Why it's broken: 1. At save time, Factorio knows how to serialize the inner LuaPlayer (managed userdata). But the scalar copies (self.surface, self.controller_type…) are serialized as values frozen at init time. 2. At load time, Factorio restores those scalars as-is — even if the player has changed surface ten times since. 3. You end up with an object whose self.surface points at a LuaSurface that's no longer the player's current surface.

❌ Keeping the wrapper between two events

-- DON'T DO THIS
local cached_wrapper

script.on_event(defines.events.on_player_created, function(event)
    cached_wrapper = RitnLibPlayer(game.get_player(event.player_index))
end)

script.on_event(defines.events.on_player_changed_surface, function(event)
    cached_wrapper:print("New surface: " .. cached_wrapper.surface.name)
    -- ⚠ cached_wrapper.surface is the OLD surface, not the new one
end)

The cached_wrapper variable survives between events (it lives in control.lua's upvalue), but its scalar fields are frozen at instantiation time.
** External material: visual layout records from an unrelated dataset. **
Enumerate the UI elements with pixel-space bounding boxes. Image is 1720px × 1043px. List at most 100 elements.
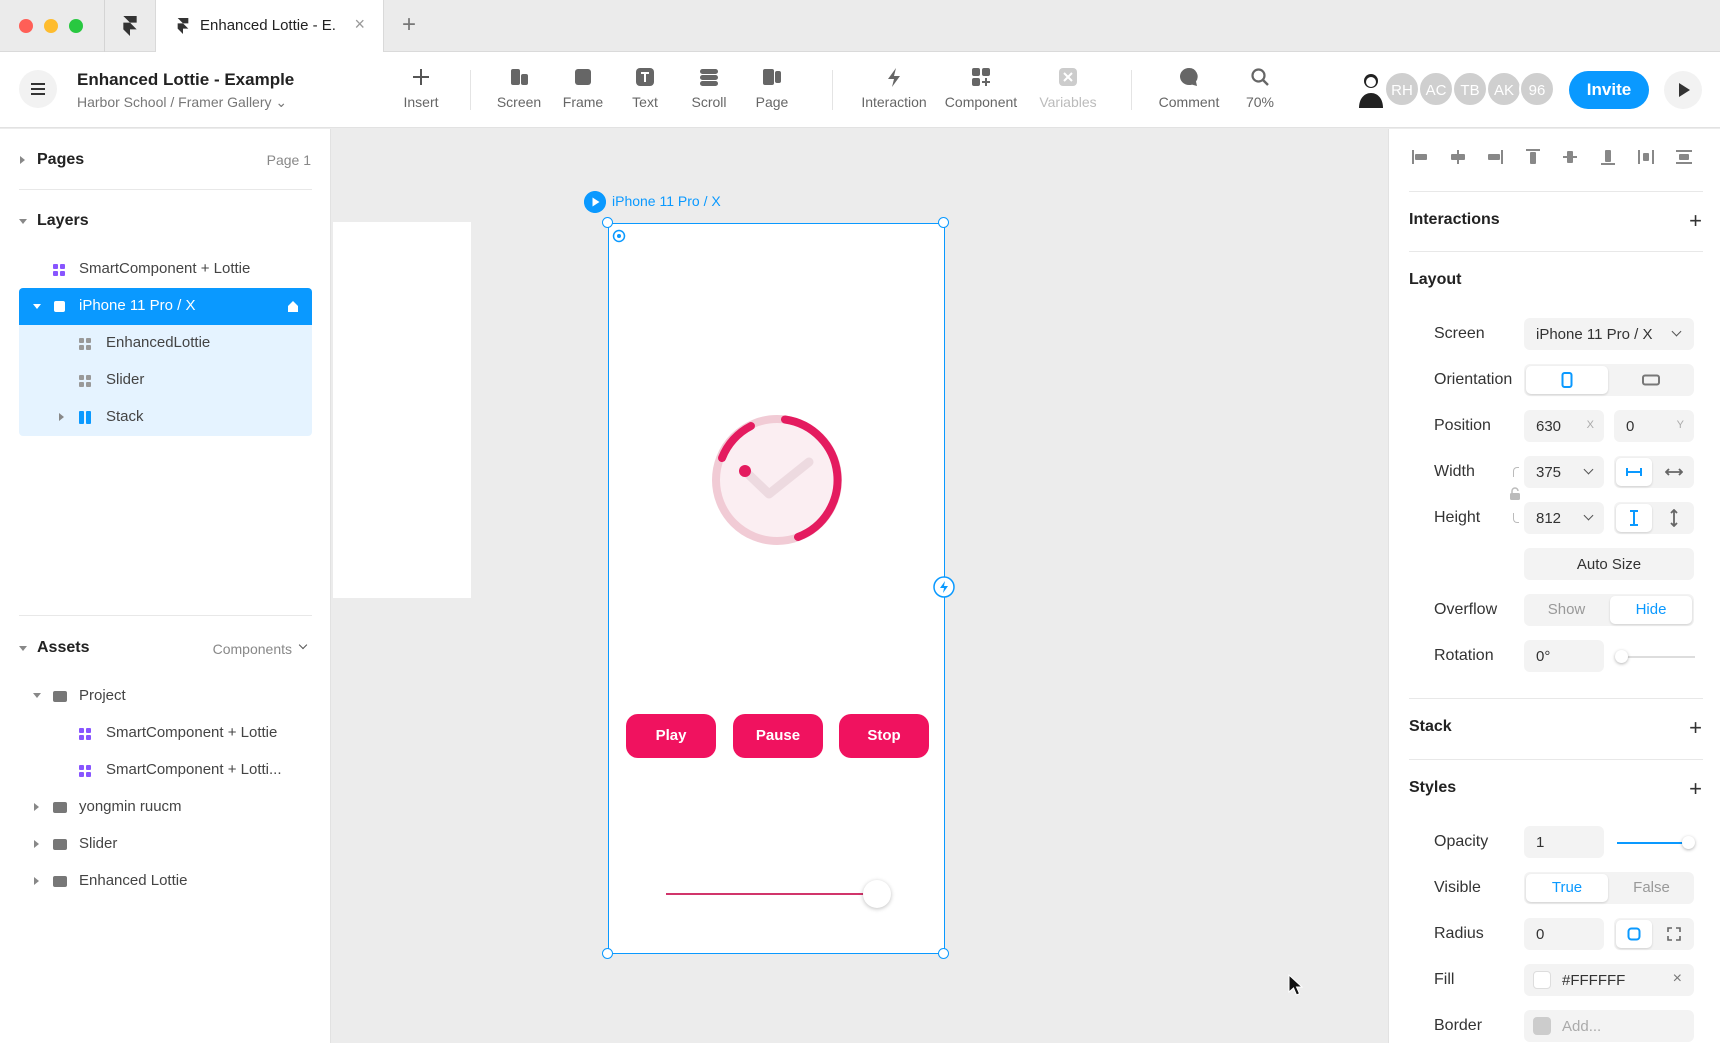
project-breadcrumb[interactable]: Harbor School / Framer Gallery ⌄ xyxy=(77,94,287,111)
overflow-show-option[interactable]: Show xyxy=(1524,601,1609,618)
layer-row[interactable]: EnhancedLottie xyxy=(19,325,312,362)
asset-folder[interactable]: Slider xyxy=(19,826,312,863)
slider-track[interactable] xyxy=(666,880,891,908)
radius-mode-toggle[interactable] xyxy=(1614,918,1694,950)
rotation-slider[interactable] xyxy=(1615,650,1695,663)
asset-item[interactable]: SmartComponent + Lottie xyxy=(19,715,312,752)
fill-height-icon[interactable] xyxy=(1667,509,1681,527)
invite-button[interactable]: Invite xyxy=(1569,71,1649,109)
tab-active[interactable]: Enhanced Lottie - E. × xyxy=(155,0,384,52)
chevron-down-icon[interactable] xyxy=(33,693,41,698)
main-menu-button[interactable] xyxy=(19,70,57,108)
visible-true-option[interactable]: True xyxy=(1526,874,1608,902)
resize-handle[interactable] xyxy=(602,948,613,959)
align-left-icon[interactable] xyxy=(1411,149,1429,165)
avatar[interactable]: TB xyxy=(1452,71,1488,107)
fixed-width-option[interactable] xyxy=(1616,458,1652,486)
border-swatch[interactable] xyxy=(1533,1017,1551,1035)
width-mode-toggle[interactable] xyxy=(1614,456,1694,488)
align-bottom-icon[interactable] xyxy=(1599,149,1617,165)
current-page[interactable]: Page 1 xyxy=(267,152,311,168)
asset-item[interactable]: SmartComponent + Lotti... xyxy=(19,752,312,789)
chevron-right-icon[interactable] xyxy=(34,803,39,811)
height-mode-toggle[interactable] xyxy=(1614,502,1694,534)
asset-folder[interactable]: yongmin ruucm xyxy=(19,789,312,826)
avatar[interactable]: RH xyxy=(1384,71,1420,107)
chevron-right-icon[interactable] xyxy=(20,156,25,164)
add-stack-button[interactable]: + xyxy=(1689,717,1702,739)
avatar[interactable]: AK xyxy=(1486,71,1522,107)
visible-false-option[interactable]: False xyxy=(1609,879,1694,896)
radius-all-option[interactable] xyxy=(1616,920,1652,948)
play-button[interactable]: Play xyxy=(626,714,716,758)
close-window-button[interactable] xyxy=(19,19,33,33)
resize-handle[interactable] xyxy=(938,948,949,959)
opacity-input[interactable]: 1 xyxy=(1524,826,1604,858)
overflow-hide-option[interactable]: Hide xyxy=(1610,596,1692,624)
stop-button[interactable]: Stop xyxy=(839,714,929,758)
distribute-vertical-icon[interactable] xyxy=(1675,149,1693,165)
add-interaction-button[interactable]: + xyxy=(1689,210,1702,232)
avatar[interactable]: AC xyxy=(1418,71,1454,107)
preview-play-button[interactable] xyxy=(1664,71,1702,109)
canvas[interactable]: iPhone 11 Pro / X Play Pause Stop xyxy=(332,129,1388,1043)
fill-input[interactable]: #FFFFFF × xyxy=(1524,964,1694,996)
slider-knob[interactable] xyxy=(863,880,891,908)
chevron-down-icon[interactable] xyxy=(298,640,308,650)
position-y-input[interactable]: 0 Y xyxy=(1614,410,1694,442)
layer-row-selected[interactable]: iPhone 11 Pro / X xyxy=(19,288,312,325)
add-style-button[interactable]: + xyxy=(1689,778,1702,800)
iphone-frame[interactable]: Play Pause Stop xyxy=(608,223,945,954)
variables-tool[interactable]: Variables xyxy=(1028,52,1108,128)
align-right-icon[interactable] xyxy=(1486,149,1504,165)
layers-title[interactable]: Layers xyxy=(37,212,89,230)
height-input[interactable]: 812 xyxy=(1524,502,1604,534)
distribute-horizontal-icon[interactable] xyxy=(1637,149,1655,165)
rotation-input[interactable]: 0° xyxy=(1524,640,1604,672)
interaction-lightning-icon[interactable] xyxy=(933,576,955,598)
chevron-right-icon[interactable] xyxy=(34,840,39,848)
visible-toggle[interactable]: True False xyxy=(1524,872,1694,904)
fill-swatch[interactable] xyxy=(1533,971,1551,989)
aspect-lock[interactable] xyxy=(1510,467,1520,523)
lottie-checkmark-animation[interactable] xyxy=(709,412,845,548)
comment-tool[interactable]: Comment xyxy=(1149,52,1229,128)
align-top-icon[interactable] xyxy=(1524,149,1542,165)
opacity-slider[interactable] xyxy=(1617,836,1695,849)
screen-select[interactable]: iPhone 11 Pro / X xyxy=(1524,318,1694,350)
orientation-toggle[interactable] xyxy=(1524,364,1694,396)
pages-title[interactable]: Pages xyxy=(37,151,84,169)
overflow-toggle[interactable]: Show Hide xyxy=(1524,594,1694,626)
assets-filter[interactable]: Components xyxy=(213,641,292,657)
rotation-slider-knob[interactable] xyxy=(1615,650,1628,663)
chevron-down-icon[interactable] xyxy=(19,646,27,651)
interaction-tool[interactable]: Interaction xyxy=(854,52,934,128)
radius-individual-icon[interactable] xyxy=(1667,927,1681,941)
landscape-phone-icon[interactable] xyxy=(1642,373,1660,387)
layer-row[interactable]: Slider xyxy=(19,362,312,399)
user-avatar-illustration-icon[interactable] xyxy=(1356,70,1386,110)
chevron-down-icon[interactable] xyxy=(33,304,41,309)
layer-row[interactable]: Stack xyxy=(19,399,312,436)
remove-fill-icon[interactable]: × xyxy=(1673,970,1682,988)
radius-input[interactable]: 0 xyxy=(1524,918,1604,950)
new-tab-button[interactable]: + xyxy=(402,11,416,39)
chevron-down-icon[interactable] xyxy=(19,219,27,224)
offscreen-frame[interactable] xyxy=(333,222,471,598)
width-input[interactable]: 375 xyxy=(1524,456,1604,488)
portrait-option[interactable] xyxy=(1526,366,1608,394)
resize-handle[interactable] xyxy=(602,217,613,228)
position-x-input[interactable]: 630 X xyxy=(1524,410,1604,442)
framer-logo-icon[interactable] xyxy=(121,16,139,36)
project-title[interactable]: Enhanced Lottie - Example xyxy=(77,70,294,90)
assets-title[interactable]: Assets xyxy=(37,639,89,657)
zoom-tool[interactable]: 70% xyxy=(1220,52,1300,128)
insert-button[interactable]: Insert xyxy=(381,52,461,128)
tab-close-icon[interactable]: × xyxy=(354,14,365,35)
maximize-window-button[interactable] xyxy=(69,19,83,33)
border-input[interactable]: Add... xyxy=(1524,1010,1694,1042)
fill-width-icon[interactable] xyxy=(1665,465,1683,479)
auto-size-button[interactable]: Auto Size xyxy=(1524,548,1694,580)
align-middle-icon[interactable] xyxy=(1561,149,1579,165)
opacity-slider-knob[interactable] xyxy=(1682,836,1695,849)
❌ Reusing a RitnLibEvent past its event

-- DON'T DO THIS
local last_event

script.on_event(defines.events.on_built_entity, function(event)
    last_event = RitnLibEvent(event)
end)

script.on_event(defines.events.on_tick, function()
    if last_event then
        log("Last entity: " .. last_event.entity.name)
        -- ⚠ last_event.entity may have been destroyed since
    end
end)

The inner LuaEntity may have been invalidated (entity.valid == false) — any operation on the wrapper will raise.

When caching is OK

You can store primitive values extracted from the wrapper in storage, never the wrapper itself:

-- ✅ OK
script.on_event(defines.events.on_player_created, function(event)
    local p = RitnLibPlayer(game.get_player(event.player_index))
    storage.player_names = storage.player_names or {}
    storage.player_names[p.index] = p.name  -- storing the string, not the wrapper
end)

Or store the raw LuaPlayer (Factorio knows how to persist it) and re-wrap as needed:

-- ✅ Also OK
script.on_event(defines.events.on_player_created, function(event)
    storage.tracked_players = storage.tracked_players or {}
    table.insert(storage.tracked_players, game.get_player(event.player_index))
end)

script.on_event(defines.events.on_tick, function()
    for _, raw_player in pairs(storage.tracked_players or {}) do
        if raw_player.valid then
            local p = RitnLibPlayer(raw_player)  -- fresh wrapper every tick
            -- ...
        end
    end
end)

Summary

✅ Do ❌ Avoid
RitnLibPlayer(player) inside the handler storage.wrapper = RitnLibPlayer(...)
Re-instantiate on demand Reuse a wrapper across events
Store the raw LuaPlayer Store the wrapper
Store extracted primitives (string, index, position) Store the wrapper object

Classes covered by this rule

Every class under classes/LuaClass/: - RitnLibEvent - RitnLibPlayer - RitnLibSurface - RitnLibForce - RitnLibEntity - RitnLibRecipe - RitnLibTechnology - RitnLibGui - RitnLibInformatron

Exception: RitnLibInventory is a special case — the table it receives as second argument is persistent (that's the whole point). See Delegated persistence for details.